Après quelques jours passés à profiter de la « civilisation », nous sommes partis Sud-Est vers le désert du Gobi. Nous avons pris la précaution de laisser la remorque, déjà bien meurtrie, à notre guesthouse. Bien nous en pris, car elle n'aurait vraisemblablement pas survécu aux pistes du Sud. Ces quelques jours nous ont fait découvrir des paysages arides, du sable, des dunes et le vent brûlant du désert. Chaque bivouac fut également l'occasion d'une rencontre, toujours sympathique mais brève ainsi que du traditionnel défilé des chameaux (2 bosses). Un régal pour Jack, mais il s'est fait remettre à l'ordre par un chameau qui n'avait pas du tout envie de jouer.

 

C'est ici, au Sud, que nous avons laissé nos traces dans le Gobi!
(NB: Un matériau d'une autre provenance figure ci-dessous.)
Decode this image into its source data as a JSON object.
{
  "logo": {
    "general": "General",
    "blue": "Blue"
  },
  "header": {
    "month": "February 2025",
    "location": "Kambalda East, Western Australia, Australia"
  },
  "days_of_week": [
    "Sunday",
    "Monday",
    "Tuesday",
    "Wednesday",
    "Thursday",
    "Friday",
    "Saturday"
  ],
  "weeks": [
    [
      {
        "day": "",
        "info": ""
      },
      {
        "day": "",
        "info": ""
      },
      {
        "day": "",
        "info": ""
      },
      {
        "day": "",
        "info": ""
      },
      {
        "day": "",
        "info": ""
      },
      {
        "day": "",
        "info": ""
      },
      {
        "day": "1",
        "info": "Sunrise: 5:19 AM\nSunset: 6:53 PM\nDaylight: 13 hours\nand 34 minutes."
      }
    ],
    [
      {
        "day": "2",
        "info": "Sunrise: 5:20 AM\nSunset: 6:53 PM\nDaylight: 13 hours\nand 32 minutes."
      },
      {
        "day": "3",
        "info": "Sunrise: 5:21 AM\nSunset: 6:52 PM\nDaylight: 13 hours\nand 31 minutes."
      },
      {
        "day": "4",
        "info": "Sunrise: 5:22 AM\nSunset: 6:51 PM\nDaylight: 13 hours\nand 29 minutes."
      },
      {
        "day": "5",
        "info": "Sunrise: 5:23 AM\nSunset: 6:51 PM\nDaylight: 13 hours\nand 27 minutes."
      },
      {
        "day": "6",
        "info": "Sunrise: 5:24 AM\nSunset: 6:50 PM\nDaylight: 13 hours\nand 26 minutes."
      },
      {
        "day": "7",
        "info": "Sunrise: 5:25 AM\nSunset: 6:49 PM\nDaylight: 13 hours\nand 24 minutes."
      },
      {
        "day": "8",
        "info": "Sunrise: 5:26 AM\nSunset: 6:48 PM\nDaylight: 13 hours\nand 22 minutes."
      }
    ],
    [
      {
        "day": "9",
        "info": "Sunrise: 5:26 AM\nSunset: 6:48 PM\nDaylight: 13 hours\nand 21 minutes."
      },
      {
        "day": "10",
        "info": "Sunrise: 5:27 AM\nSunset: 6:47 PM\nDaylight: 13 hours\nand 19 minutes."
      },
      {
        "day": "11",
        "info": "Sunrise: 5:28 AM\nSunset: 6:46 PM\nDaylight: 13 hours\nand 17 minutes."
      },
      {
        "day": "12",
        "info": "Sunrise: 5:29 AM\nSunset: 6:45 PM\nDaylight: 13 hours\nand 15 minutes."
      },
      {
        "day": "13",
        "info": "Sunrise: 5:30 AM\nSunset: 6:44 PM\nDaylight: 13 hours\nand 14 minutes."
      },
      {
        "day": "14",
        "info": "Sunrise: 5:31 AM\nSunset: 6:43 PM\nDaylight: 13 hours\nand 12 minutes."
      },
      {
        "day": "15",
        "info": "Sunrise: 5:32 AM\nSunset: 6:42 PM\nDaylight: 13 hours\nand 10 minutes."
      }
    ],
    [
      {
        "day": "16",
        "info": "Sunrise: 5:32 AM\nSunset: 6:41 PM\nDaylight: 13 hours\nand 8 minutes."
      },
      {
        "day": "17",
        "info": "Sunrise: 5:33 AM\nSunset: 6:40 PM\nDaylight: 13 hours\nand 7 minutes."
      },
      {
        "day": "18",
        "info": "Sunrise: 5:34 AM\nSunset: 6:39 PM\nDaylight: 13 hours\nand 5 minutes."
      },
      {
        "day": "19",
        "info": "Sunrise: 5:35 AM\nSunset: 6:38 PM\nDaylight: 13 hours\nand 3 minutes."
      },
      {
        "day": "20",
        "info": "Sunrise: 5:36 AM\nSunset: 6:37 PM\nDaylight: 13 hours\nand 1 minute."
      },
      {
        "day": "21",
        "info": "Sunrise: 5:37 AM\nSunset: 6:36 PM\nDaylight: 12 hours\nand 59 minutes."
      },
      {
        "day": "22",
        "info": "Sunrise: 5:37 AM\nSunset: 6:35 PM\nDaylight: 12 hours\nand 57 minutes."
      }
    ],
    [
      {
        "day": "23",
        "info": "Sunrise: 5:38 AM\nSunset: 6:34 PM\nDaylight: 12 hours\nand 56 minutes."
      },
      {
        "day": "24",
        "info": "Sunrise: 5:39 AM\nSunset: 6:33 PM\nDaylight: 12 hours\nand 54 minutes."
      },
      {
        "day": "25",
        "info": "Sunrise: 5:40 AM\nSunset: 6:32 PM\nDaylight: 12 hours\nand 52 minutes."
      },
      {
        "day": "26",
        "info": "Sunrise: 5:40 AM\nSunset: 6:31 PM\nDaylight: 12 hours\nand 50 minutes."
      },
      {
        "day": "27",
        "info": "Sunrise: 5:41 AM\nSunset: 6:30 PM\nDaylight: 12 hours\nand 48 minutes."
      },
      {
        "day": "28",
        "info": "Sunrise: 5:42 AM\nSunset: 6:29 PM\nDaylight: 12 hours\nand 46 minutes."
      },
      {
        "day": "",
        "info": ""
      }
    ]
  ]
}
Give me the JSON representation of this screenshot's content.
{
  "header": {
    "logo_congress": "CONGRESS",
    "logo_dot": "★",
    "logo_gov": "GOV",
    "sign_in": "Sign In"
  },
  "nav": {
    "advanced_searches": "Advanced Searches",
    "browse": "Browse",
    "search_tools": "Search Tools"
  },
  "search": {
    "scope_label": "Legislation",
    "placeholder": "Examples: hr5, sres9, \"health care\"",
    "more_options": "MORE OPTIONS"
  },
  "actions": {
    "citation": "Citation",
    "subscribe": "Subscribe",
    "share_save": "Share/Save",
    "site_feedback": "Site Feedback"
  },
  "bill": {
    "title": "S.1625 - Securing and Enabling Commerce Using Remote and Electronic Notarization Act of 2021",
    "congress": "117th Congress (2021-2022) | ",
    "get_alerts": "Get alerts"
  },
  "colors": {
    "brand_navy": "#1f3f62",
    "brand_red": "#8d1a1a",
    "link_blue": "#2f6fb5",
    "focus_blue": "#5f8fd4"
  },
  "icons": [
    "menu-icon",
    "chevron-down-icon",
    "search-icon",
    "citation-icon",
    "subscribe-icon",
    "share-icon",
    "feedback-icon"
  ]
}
Retour à Oulan Bator où nous faisons le grand nettoyage du Land avec changement des filtres à air et essence. Durant les quelques jours passés à la guesthouse Oasis, nous rencontrons plusieurs voyageurs occidentaux soit en moto, soit en voiture: échanges d'informations et d'expériences, toujours intéressant et ambiance très sympa. Pour terminer en beauté, nous assistons, au Théâtre National, à un spectacle culturel fantastique où nous avons notamment entendu, avec beaucoup d'émotion, des throat-singers (chant de tête?) traditionnels en Mongolie.

 

Nous quittons Oulan Bator très relax car nous n'avons plus que de la route asphaltée devant nous. Mais les dieux en ont décidé autrement: en sortant de la ville, la route est tout simplement fermée pour cause de travaux ce qui nous permet de goûter à nouveau à la piste pendant plus d'une heure!!! (très dur pour les nerfs). Un dernier bivouac en Mongolie puis nous passons la frontière à Altanbulag le 10 août, passage bouclé en 3 heures et pensons avoir évité la fouille (côté russe) grâce à Jack, leur chien anti-drogue étant aussi un mâle....

 

Jusqu'à présent, la Mongolie est définitivement le pays qui nous a le plus marqué par sa rudesse, sa beauté, son immensité déserte mais aussi par la bonté de ses habitants.